Pour le coup, je ne comprends pas bien l’engouement pour cette bande dessinée. Il faut dire que je n’apprécie pas forcément le style graphique de Tronchet... En gros tout le monde a la sale gueule du mec qui va se jeter du pont. Donc on suit l’histoire d’un pauvre type qui tombe amoureux d’une jeune femme aux idées révolutionnaires sous un régime totalitaire débile à souhait. J’ai beaucoup aimé le principe de ce gouvernement qui impose la fête de Noël quotidiennement. Le principe de passation de pouvoir est tout aussi loufoque et permet une fin pas trop mal qui sent bon la liberté. Par contre, j’ai vraiment eu du mal à m’attacher aux personnages, particulièrement à cette femme horripilante qui au lieu d’aimer les gens, n’aime que ce qu’ils représentent, j'ai vraiment eu envie de la gifler cette conne prétentieuse... Bon et ce qui m’a surtout déçu, c’est que je pensais qu’on allait savoir comment on en était arrivé là et pas du tout, on a finalement l’impression que c’est un monde imaginaire qui utilise notre calendrier pour justifier les caprices du premier président venu.

08/04/2009 (modifier)
Par Erik
Note: 3/5
L'avatar du posteur Erik

Houppeland est une bande dessinée très correctement réalisée.

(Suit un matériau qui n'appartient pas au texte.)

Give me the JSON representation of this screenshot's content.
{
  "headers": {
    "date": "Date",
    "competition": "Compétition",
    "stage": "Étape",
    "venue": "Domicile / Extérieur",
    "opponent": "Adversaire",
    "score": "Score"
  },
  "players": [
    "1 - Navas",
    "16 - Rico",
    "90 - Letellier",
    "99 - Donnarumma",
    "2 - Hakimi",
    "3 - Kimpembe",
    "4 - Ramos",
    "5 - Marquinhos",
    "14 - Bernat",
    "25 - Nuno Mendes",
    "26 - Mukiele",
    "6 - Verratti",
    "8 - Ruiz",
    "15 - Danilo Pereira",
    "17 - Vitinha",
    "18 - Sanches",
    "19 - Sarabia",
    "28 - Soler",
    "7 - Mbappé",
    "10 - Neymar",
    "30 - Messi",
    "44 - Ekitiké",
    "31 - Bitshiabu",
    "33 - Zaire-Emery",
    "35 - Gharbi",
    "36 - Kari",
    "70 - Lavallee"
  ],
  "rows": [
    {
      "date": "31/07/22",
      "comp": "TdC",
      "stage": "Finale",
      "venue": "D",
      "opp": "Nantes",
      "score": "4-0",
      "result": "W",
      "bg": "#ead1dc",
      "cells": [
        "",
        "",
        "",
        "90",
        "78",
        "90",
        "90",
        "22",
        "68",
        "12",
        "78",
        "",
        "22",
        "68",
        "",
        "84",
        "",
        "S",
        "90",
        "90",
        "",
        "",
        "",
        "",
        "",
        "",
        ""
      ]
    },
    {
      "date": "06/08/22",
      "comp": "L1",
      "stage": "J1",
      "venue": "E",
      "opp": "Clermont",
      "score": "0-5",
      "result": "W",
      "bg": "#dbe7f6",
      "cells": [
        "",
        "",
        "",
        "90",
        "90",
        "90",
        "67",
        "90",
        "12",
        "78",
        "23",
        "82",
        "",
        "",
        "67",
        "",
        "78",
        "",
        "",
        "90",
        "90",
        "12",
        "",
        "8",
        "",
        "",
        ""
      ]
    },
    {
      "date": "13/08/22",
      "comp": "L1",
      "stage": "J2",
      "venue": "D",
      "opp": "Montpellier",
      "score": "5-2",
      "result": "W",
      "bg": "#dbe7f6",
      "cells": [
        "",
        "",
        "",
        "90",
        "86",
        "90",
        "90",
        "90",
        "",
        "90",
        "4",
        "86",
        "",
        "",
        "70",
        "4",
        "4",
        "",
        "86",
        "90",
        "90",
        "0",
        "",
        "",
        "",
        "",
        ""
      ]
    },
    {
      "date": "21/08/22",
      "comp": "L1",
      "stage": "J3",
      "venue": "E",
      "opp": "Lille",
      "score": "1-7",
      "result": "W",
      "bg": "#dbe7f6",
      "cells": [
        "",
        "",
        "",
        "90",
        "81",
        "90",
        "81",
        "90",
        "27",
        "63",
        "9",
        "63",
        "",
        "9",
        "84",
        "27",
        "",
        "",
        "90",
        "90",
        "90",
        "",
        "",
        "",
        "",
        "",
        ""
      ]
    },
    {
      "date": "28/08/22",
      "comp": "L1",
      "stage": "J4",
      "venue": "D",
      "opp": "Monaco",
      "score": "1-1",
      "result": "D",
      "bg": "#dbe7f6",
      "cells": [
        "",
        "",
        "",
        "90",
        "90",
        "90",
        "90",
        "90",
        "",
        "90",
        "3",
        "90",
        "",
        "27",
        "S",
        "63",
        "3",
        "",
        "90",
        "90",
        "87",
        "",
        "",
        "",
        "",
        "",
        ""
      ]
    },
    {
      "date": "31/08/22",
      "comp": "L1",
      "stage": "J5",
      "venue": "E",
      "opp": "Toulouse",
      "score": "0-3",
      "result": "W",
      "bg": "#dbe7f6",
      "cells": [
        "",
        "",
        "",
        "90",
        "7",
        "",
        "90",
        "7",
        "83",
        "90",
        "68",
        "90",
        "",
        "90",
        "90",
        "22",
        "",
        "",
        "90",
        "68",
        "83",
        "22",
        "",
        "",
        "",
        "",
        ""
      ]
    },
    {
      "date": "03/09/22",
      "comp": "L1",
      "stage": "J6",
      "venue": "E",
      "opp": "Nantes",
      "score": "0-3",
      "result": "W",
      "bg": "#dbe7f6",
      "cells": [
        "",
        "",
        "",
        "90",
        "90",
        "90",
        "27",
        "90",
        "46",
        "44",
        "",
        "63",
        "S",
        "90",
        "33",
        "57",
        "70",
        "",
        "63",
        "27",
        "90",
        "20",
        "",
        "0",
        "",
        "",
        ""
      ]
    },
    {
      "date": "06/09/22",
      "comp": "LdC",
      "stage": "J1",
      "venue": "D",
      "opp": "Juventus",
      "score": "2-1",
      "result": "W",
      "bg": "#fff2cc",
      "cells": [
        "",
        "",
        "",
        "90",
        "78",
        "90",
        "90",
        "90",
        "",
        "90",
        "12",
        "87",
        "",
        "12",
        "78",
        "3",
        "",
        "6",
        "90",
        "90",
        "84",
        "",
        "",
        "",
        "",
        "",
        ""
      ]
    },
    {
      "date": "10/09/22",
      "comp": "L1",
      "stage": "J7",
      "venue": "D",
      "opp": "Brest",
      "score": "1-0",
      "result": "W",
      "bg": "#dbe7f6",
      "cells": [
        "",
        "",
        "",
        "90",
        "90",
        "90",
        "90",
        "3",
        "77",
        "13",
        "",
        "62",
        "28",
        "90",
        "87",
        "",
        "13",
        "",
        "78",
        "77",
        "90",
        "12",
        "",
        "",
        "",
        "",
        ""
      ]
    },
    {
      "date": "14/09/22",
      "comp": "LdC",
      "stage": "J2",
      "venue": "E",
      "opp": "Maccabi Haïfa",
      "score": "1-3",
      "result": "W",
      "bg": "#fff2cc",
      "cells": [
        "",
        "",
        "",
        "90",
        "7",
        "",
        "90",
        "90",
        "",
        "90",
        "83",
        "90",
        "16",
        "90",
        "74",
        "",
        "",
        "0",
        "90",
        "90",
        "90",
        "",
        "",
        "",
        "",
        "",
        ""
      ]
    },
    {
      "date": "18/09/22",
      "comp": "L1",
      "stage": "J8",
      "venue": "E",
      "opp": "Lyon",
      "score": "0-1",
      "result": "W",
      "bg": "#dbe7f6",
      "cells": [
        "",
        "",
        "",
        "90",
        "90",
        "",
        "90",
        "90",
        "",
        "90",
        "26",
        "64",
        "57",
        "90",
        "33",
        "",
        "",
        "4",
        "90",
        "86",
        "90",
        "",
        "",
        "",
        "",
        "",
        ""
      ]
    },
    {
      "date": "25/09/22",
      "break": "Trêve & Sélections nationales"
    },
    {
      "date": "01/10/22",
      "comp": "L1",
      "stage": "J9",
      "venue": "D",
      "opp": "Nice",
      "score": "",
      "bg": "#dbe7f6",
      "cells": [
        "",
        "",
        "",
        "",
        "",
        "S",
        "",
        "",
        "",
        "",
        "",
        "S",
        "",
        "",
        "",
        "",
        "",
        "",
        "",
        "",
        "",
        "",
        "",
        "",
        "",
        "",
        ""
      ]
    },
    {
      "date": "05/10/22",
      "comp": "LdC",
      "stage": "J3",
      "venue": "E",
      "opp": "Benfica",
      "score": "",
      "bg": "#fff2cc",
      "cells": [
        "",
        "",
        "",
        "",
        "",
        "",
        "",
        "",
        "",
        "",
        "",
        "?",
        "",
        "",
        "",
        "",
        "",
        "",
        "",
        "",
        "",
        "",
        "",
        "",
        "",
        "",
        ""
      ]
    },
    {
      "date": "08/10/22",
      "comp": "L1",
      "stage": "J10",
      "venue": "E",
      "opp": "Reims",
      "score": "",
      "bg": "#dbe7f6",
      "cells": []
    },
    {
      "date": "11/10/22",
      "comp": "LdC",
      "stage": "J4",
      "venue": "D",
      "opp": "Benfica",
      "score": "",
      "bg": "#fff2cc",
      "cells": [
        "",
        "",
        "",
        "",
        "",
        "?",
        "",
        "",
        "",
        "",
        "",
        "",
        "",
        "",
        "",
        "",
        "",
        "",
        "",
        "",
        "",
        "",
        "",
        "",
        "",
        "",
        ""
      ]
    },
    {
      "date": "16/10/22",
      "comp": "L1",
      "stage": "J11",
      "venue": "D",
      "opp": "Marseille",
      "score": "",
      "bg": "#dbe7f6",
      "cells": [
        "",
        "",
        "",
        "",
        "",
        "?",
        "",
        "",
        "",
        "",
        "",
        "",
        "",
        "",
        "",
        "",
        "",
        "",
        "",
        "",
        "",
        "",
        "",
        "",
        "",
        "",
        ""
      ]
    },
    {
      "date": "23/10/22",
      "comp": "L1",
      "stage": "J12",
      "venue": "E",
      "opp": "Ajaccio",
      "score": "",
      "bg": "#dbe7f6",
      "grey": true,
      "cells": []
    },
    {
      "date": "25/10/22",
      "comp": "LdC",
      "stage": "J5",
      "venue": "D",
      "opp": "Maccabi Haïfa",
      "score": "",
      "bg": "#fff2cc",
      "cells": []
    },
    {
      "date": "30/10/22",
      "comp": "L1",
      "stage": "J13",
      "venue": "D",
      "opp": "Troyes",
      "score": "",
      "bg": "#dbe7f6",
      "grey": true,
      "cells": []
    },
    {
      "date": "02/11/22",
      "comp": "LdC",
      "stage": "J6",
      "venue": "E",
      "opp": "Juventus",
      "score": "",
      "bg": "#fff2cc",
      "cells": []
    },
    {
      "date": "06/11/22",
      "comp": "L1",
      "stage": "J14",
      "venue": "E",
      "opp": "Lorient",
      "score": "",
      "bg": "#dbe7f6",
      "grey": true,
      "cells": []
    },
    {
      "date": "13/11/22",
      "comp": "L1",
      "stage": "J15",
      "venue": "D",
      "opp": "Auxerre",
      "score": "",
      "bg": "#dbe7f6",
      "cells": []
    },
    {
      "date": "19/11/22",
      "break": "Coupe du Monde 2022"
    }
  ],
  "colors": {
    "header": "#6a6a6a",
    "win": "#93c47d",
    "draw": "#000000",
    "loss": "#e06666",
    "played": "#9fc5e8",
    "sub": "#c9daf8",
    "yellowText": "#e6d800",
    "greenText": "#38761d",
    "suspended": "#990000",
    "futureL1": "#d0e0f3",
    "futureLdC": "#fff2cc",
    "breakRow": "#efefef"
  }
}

Il n'y a aucun doute là-dessus. C'est une BD différente de la production habituelle du genre. On ne pourra que féliciter l'auteur pour cette originalité. Cependant, il faut apprécier cet humour jaune inimitable. Ce n'est pas donné à tout le monde! Ce titre semble être devenu un incontournable dans la BD humoristique. A ce titre, elle mérite tout le respect qui se doit. Pourtant, après, il faut savoir apprécier. Si le coeur n'y est pas, la raison ne peut pas suivre. C'est un peu ce qui m'est arrivé à cette lecture qui n'a pourtant pas été si désagréable que cela. Le trait du dessin est un peu graveleux. Les personnages ont une tête un peu étrange. Il faut s'habituer à ce style graphique un peu particulier. Je dois bien avouer avoir aimé la critique des régimes totalitaires, la critique de la pensée unique et de l'utilisation des masses ainsi que l'esprit mercantile des fêtes. Pas tant la critique mais le moyen élaboré d'y parvenir.